Don’t look now, but in Georgia, a Republican state senator, a supposed advocate of less government, is teaming up with a group of health care executives, alleged supporters of less government, and pushing the Patient Injury Act, http://www.legis.ga.gov/Legislation/20132014/130221.pdf, an innocent sounding piece of legislation designed to strip an injured patient of their Constitutional right to trial by jury, and replace it with another government bureaucracy. How bad is the Act? Even the Medical Association of Georgia is opposed to it, believing it will increase claims, increase costs and ultimately be found to be unconstitutional.

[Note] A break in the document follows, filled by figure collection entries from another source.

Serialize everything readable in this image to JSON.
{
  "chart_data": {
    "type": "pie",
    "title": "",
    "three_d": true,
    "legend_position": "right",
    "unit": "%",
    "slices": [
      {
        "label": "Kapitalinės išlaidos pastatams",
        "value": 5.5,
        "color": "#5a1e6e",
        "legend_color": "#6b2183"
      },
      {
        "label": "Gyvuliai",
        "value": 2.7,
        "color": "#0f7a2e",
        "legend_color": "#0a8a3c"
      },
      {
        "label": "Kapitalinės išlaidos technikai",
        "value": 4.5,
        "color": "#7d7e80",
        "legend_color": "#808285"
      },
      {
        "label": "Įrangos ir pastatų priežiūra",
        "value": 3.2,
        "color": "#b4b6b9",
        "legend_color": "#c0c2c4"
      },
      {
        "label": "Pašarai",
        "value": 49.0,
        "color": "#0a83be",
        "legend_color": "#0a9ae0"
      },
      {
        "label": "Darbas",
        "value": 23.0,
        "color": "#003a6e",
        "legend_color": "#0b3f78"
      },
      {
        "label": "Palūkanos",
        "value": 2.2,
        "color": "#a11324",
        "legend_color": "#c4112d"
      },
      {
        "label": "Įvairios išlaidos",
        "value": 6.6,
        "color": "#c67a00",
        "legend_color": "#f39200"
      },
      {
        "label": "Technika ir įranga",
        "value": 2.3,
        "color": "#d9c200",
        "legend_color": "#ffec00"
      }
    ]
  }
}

The Act, with long debunked talking points masquerading as legislative findings, would implement in Georgia a worker’s compensation-type system for medical malpractice claims. It would create a taxpayer funded Patient Compensation Board that will administer a Patient Compensation System. Compensation under the system will be tied, at least initially, to average payments voluntary reported by the Physicians Insurers Association of America, an insurance industry trade association for medical providers. If implemented, payment under this system would be the exclusive means in Georgia by which people injured through medical negligence would be compensated. As envisioned, the Board will have 11 appointed members, only 2 of which will be patient advocates.
There are many problems with the Patient Injury Act. It focuses on medical providers, rather than patients. It would trample an individual’s Seventh Amendment right to a jury trial as set forth in the US Constitution and in Georgia’s Bill of Rights. And, in all likelihood, it will fail to adequately compensate victims of medical negligence. The Act is bad legislation and should not be enacted.